A Neural-Symbolic Approach to Natural Language Understanding
This addresses a key bottleneck in NLU for applications requiring robust reasoning, though it is an incremental improvement by integrating symbolic processing.
The paper tackles the problem of logical reasoning in natural language understanding by proposing a neural-symbolic framework, which significantly outperforms state-of-the-art methods in question answering and natural language inference tasks requiring numerical reasoning.
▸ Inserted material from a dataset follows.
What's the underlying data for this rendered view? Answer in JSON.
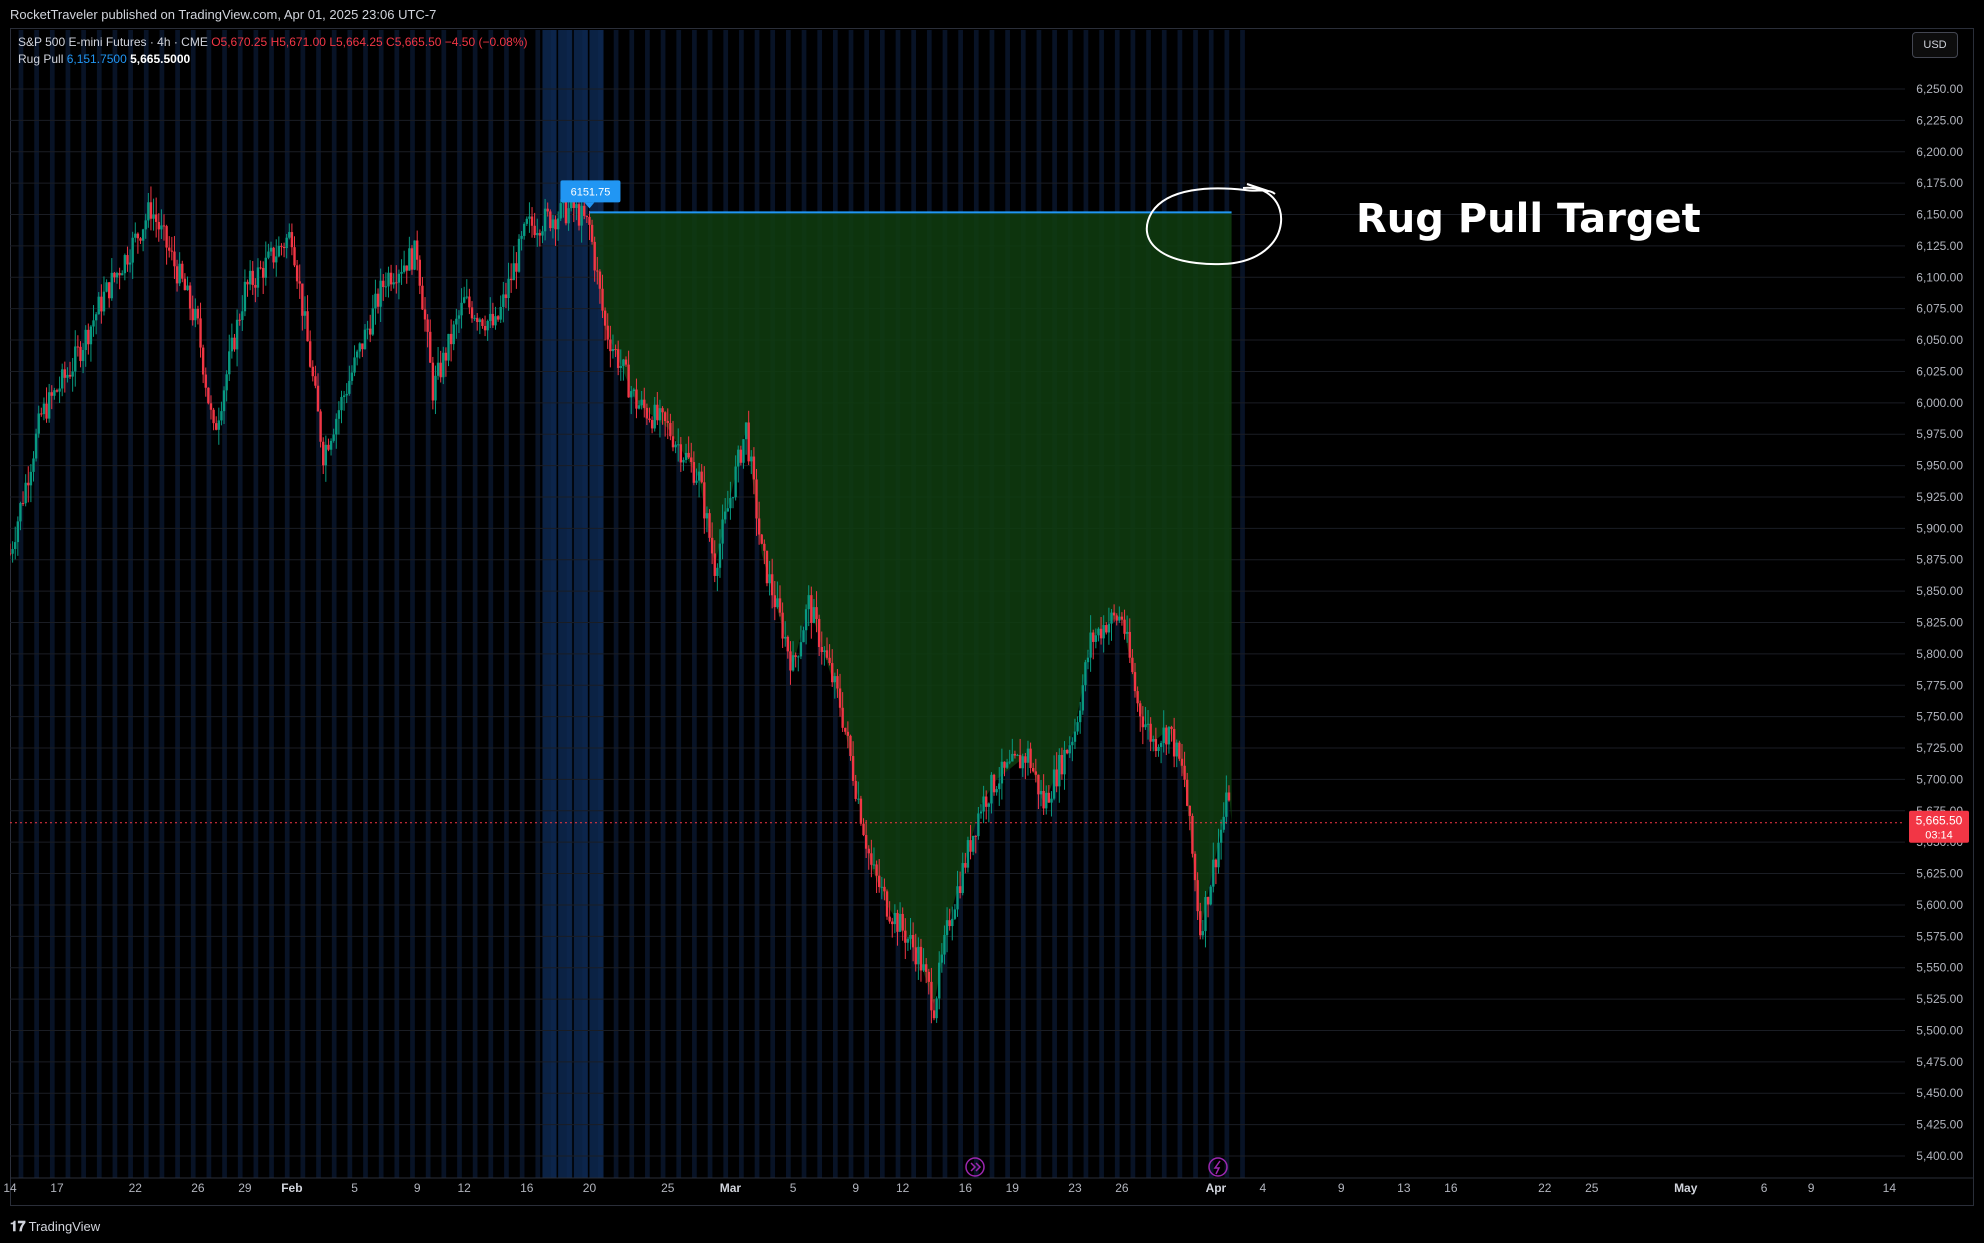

Deep neural networks, empowered by pre-trained language models, have achieved remarkable results in natural language understanding (NLU) tasks. However, their performances can drastically deteriorate when logical reasoning is needed. This is because NLU in principle depends on not only analogical reasoning, which deep neural networks are good at, but also logical reasoning. According to the dual-process theory, analogical reasoning and logical reasoning are respectively carried out by System 1 and System 2 in the human brain. Inspired by the theory, we present a novel framework for NLU called Neural-Symbolic Processor (NSP), which performs analogical reasoning based on neural processing and logical reasoning based on both neural and symbolic processing. As a case study, we conduct experiments on two NLU tasks, question answering (QA) and natural language inference (NLI), when numerical reasoning (a type of logical reasoning) is necessary. The experimental results show that our method significantly outperforms state-of-the-art methods in both tasks.